The champion had been scheduled to climb back into the ring in June against Britain's Henry Akinwande but that fight was called off after the challenger withdrew when tests revealed he had hepatitis.
Holyfield will be the overwhelming favourite to retain his IBF crown after two victories over the shamed Mike Tyson, who is still waiting for a decision from the Athletic Control Board in New Jersey on his application to have his licence returned following a one-year ban for biting Holyfield's ear.
Holyfield's last defence was against Michael Moorer. Bean has won 29 of his 30 professional fights but is not expected to present the champion with too many problems.
Holyfield's fight will take place seven days before Lennox Lewis defends the WBC version against Croatia's Zeljko Mavrovic in Connecticut and Herbie Hide's mandatory WBO heavyweight title defence against Germany's Willi Fischer in the Norwich Sport Village.
Members of the state Athletic Control Board have refused to say when they'll make a decision on whether to award a boxing licence to Tyson.
After emerging from a three-hour private session at the Richard J Hughes Justice Complex on Thursday night, boxing commissioner Larry Hazzard offered "no comment" several times to questions regarding a decision.
Tyson, 32, has not fought since the ear-biting incident in June 1997. Nevada regulators revoked his boxing licence and said he could reapply after one year, but Tyson opted to apply for a licence in New Jersey instead.
Hazzard, board chairman Gerald Gormley and board member Gary Shaw reviewed Tyson's application and deliberated during the 10am to 1pm closed-door meeting, said Paul Loriquet, the spokesman for the attorney general's office.

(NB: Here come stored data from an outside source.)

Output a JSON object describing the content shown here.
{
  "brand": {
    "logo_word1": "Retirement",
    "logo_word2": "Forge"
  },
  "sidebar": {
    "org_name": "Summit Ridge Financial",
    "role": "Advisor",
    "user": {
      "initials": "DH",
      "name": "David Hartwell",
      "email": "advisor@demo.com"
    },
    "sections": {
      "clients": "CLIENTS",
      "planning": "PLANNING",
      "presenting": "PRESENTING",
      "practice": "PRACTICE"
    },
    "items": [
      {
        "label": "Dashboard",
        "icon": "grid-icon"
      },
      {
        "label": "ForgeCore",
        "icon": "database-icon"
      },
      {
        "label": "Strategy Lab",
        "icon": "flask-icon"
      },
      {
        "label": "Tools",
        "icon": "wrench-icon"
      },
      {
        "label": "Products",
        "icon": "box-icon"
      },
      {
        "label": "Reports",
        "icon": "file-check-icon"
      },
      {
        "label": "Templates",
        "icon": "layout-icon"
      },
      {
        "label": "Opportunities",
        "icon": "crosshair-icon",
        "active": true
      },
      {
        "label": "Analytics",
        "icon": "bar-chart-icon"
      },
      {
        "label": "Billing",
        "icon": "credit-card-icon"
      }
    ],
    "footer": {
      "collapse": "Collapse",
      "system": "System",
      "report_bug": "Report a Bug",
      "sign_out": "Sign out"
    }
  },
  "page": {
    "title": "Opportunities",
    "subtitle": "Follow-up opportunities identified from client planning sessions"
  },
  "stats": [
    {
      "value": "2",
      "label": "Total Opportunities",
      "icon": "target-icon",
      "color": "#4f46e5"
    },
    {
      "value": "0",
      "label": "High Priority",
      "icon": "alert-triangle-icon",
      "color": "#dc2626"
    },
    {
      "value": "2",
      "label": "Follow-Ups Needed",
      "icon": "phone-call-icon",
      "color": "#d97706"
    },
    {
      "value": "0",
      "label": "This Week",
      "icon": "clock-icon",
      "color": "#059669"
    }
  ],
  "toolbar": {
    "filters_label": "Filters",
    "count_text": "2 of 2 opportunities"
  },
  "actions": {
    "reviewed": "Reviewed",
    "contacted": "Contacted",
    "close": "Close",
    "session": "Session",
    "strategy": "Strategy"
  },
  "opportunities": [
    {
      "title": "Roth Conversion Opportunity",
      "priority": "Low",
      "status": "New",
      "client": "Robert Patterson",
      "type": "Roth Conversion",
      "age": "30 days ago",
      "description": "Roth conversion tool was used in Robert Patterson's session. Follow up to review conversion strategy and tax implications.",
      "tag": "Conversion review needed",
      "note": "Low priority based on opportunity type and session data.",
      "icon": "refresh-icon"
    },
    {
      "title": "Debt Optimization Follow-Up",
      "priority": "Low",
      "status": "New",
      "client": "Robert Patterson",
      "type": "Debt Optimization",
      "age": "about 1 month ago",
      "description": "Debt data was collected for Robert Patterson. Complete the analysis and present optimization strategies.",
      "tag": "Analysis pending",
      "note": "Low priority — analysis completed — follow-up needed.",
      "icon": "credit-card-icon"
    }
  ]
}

The three also reviewed written testimony from the public for and against Tyson and sought legal advice from assistant attorney general Michael Haas, who participated in the executive session.
Mark Juliano, president and CEO of Caesars Atlantic City, said that awarding Tyson a licence could have a tremendous financial impact on Atlantic City. "It would probably depend on who he fought but generally a heavyweight championship fight is the biggest draw that we do," he said.